British warehousing group Segro said on Friday the growing popularity of rapid delivery e-commerce - known as "q-commerce" - was driving strong demand for warehouse space in European cities as its annual profit jumped 20%.

An e-commerce boom that gathered pace during the pandemic is helping warehouse companies like Segro to remain relatively resilient in the face of rising inflation which has driven up costs for many businesses.

Segro said demand had increased with the rise of rapid e-commerce, where companies like Deliveroo , Getir and Gorillas use smaller warehouse spaces to deliver groceries and other items within minutes.

"The penetration rates (for rapid e-commerce) are really ramping up, and there has been a kind of structural shift," Segro Chief Operating Officer Andy Gulliford said in an interview with Reuters.

"Some countries culturally were not that excited about, say, grocery retail online, and that has changed."

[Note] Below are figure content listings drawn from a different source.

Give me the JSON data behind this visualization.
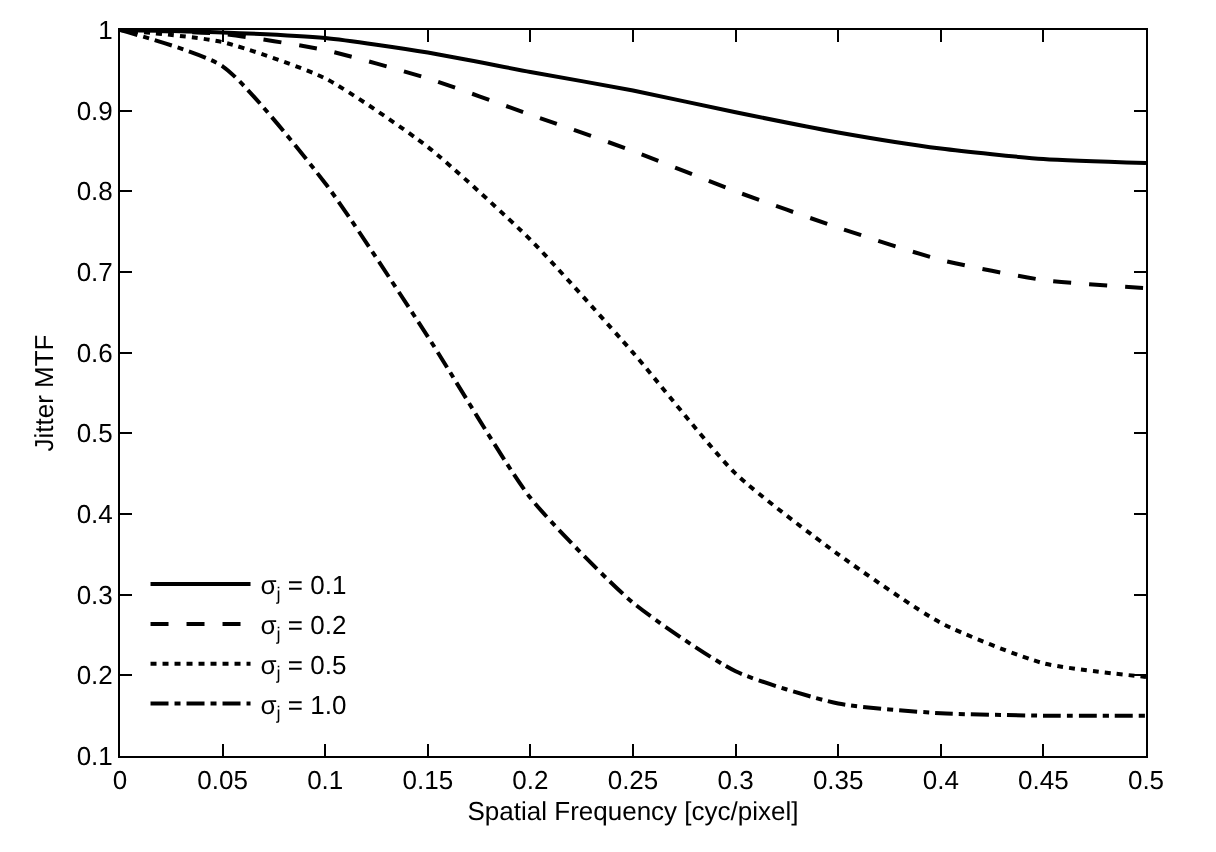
{
  "chart_data": {
    "type": "line",
    "xlabel": "Spatial Frequency [cyc/pixel]",
    "ylabel": "Jitter MTF",
    "x": [
      0,
      0.05,
      0.1,
      0.15,
      0.2,
      0.25,
      0.3,
      0.35,
      0.4,
      0.45,
      0.5
    ],
    "series": [
      {
        "name": "σ$_{j}$ = 0.1",
        "color": "#000000",
        "line_style": "solid",
        "values": [
          1,
          0.997,
          0.99,
          0.972,
          0.948,
          0.925,
          0.898,
          0.873,
          0.853,
          0.84,
          0.835
        ]
      },
      {
        "name": "σ$_{j}$ = 0.2",
        "color": "#000000",
        "line_style": "dashed",
        "values": [
          1,
          0.995,
          0.975,
          0.94,
          0.895,
          0.85,
          0.8,
          0.755,
          0.715,
          0.69,
          0.68
        ]
      },
      {
        "name": "σ$_{j}$ = 0.5",
        "color": "#000000",
        "line_style": "dotted",
        "values": [
          1,
          0.985,
          0.94,
          0.855,
          0.74,
          0.6,
          0.45,
          0.35,
          0.265,
          0.215,
          0.198
        ]
      },
      {
        "name": "σ$_{j}$ = 1.0",
        "color": "#000000",
        "line_style": "dashdot",
        "values": [
          1,
          0.955,
          0.81,
          0.62,
          0.42,
          0.29,
          0.205,
          0.165,
          0.153,
          0.15,
          0.15
        ]
      }
    ],
    "xlim": [
      0,
      0.5
    ],
    "xticks": [
      0,
      0.05,
      0.1,
      0.15,
      0.2,
      0.25,
      0.3,
      0.35,
      0.4,
      0.45,
      0.5
    ],
    "ylim": [
      0.1,
      1
    ],
    "yticks": [
      0.1,
      0.2,
      0.3,
      0.4,
      0.5,
      0.6,
      0.7,
      0.8,
      0.9,
      1
    ],
    "legend": "bottom left",
    "marker": "none"
  }
}
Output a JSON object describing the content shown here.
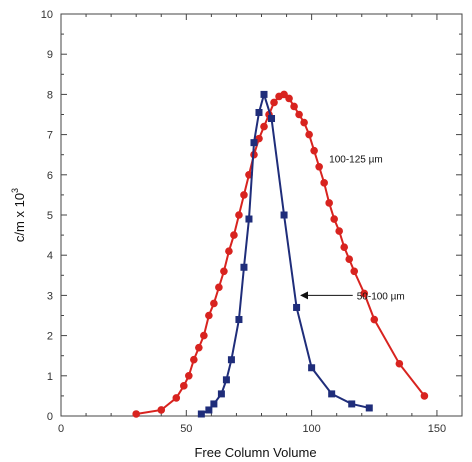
{
  "chart_data": {
    "type": "line",
    "xlabel": "Free Column Volume",
    "ylabel": "c/m x 10",
    "ylabel_exponent": "3",
    "xlim": [
      0,
      160
    ],
    "ylim": [
      0,
      10
    ],
    "x_ticks": [
      0,
      50,
      100,
      150
    ],
    "y_ticks": [
      0,
      1,
      2,
      3,
      4,
      5,
      6,
      7,
      8,
      9,
      10
    ],
    "grid": false,
    "series": [
      {
        "name": "100-125 µm",
        "color": "#d8231f",
        "marker": "circle",
        "points": [
          [
            30,
            0.05
          ],
          [
            40,
            0.15
          ],
          [
            46,
            0.45
          ],
          [
            49,
            0.75
          ],
          [
            51,
            1.0
          ],
          [
            53,
            1.4
          ],
          [
            55,
            1.7
          ],
          [
            57,
            2.0
          ],
          [
            59,
            2.5
          ],
          [
            61,
            2.8
          ],
          [
            63,
            3.2
          ],
          [
            65,
            3.6
          ],
          [
            67,
            4.1
          ],
          [
            69,
            4.5
          ],
          [
            71,
            5.0
          ],
          [
            73,
            5.5
          ],
          [
            75,
            6.0
          ],
          [
            77,
            6.5
          ],
          [
            79,
            6.9
          ],
          [
            81,
            7.2
          ],
          [
            83,
            7.5
          ],
          [
            85,
            7.8
          ],
          [
            87,
            7.95
          ],
          [
            89,
            8.0
          ],
          [
            91,
            7.9
          ],
          [
            93,
            7.7
          ],
          [
            95,
            7.5
          ],
          [
            97,
            7.3
          ],
          [
            99,
            7.0
          ],
          [
            101,
            6.6
          ],
          [
            103,
            6.2
          ],
          [
            105,
            5.8
          ],
          [
            107,
            5.3
          ],
          [
            109,
            4.9
          ],
          [
            111,
            4.6
          ],
          [
            113,
            4.2
          ],
          [
            115,
            3.9
          ],
          [
            117,
            3.6
          ],
          [
            121,
            3.05
          ],
          [
            125,
            2.4
          ],
          [
            135,
            1.3
          ],
          [
            145,
            0.5
          ]
        ]
      },
      {
        "name": "50-100 µm",
        "color": "#1f2d7a",
        "marker": "square",
        "points": [
          [
            56,
            0.05
          ],
          [
            59,
            0.15
          ],
          [
            61,
            0.3
          ],
          [
            64,
            0.55
          ],
          [
            66,
            0.9
          ],
          [
            68,
            1.4
          ],
          [
            71,
            2.4
          ],
          [
            73,
            3.7
          ],
          [
            75,
            4.9
          ],
          [
            77,
            6.8
          ],
          [
            79,
            7.55
          ],
          [
            81,
            8.0
          ],
          [
            84,
            7.4
          ],
          [
            89,
            5.0
          ],
          [
            94,
            2.7
          ],
          [
            100,
            1.2
          ],
          [
            108,
            0.55
          ],
          [
            116,
            0.3
          ],
          [
            123,
            0.2
          ]
        ]
      }
    ],
    "annotations": [
      {
        "text": "100-125 µm",
        "x": 107,
        "y": 6.4
      },
      {
        "text": "50-100 µm",
        "x": 118,
        "y": 3.0,
        "arrow_to": [
          95,
          3.0
        ]
      }
    ]
  }
}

Segro, which operates 90 million square feet of warehouse space — the equivalent of more than 1,500 soccer fields — is also cautious about the fast-growing sector, also called q-commerce, where "q" stands for quick.

"We are conscious that not all of them (q-commerce firms) will be successful ... so we are being careful who we take into the space," Gulliford said.

Victoria Scholar, head of investment at Interactive Investor said, "The rise of q-commerce "looks set to provide a major tailwind for Segro over the coming year."

In a sign of rising interest in the rapid delivery business, U.S. private equity giant Blackstone BX.N this week said it was leading a nearly $24 billion recapitalisation of Mileway, Europe's largest operator of urban warehouses. 

London-headquartered Segro, which operates in Britain and seven other European countries, said adjusted pre-tax profit jumped 20% to 356 million pounds ($485 million) in 2021, while a measure that reflects the value of its buildings, called EPRA Net Tangible Assets, surged 40%.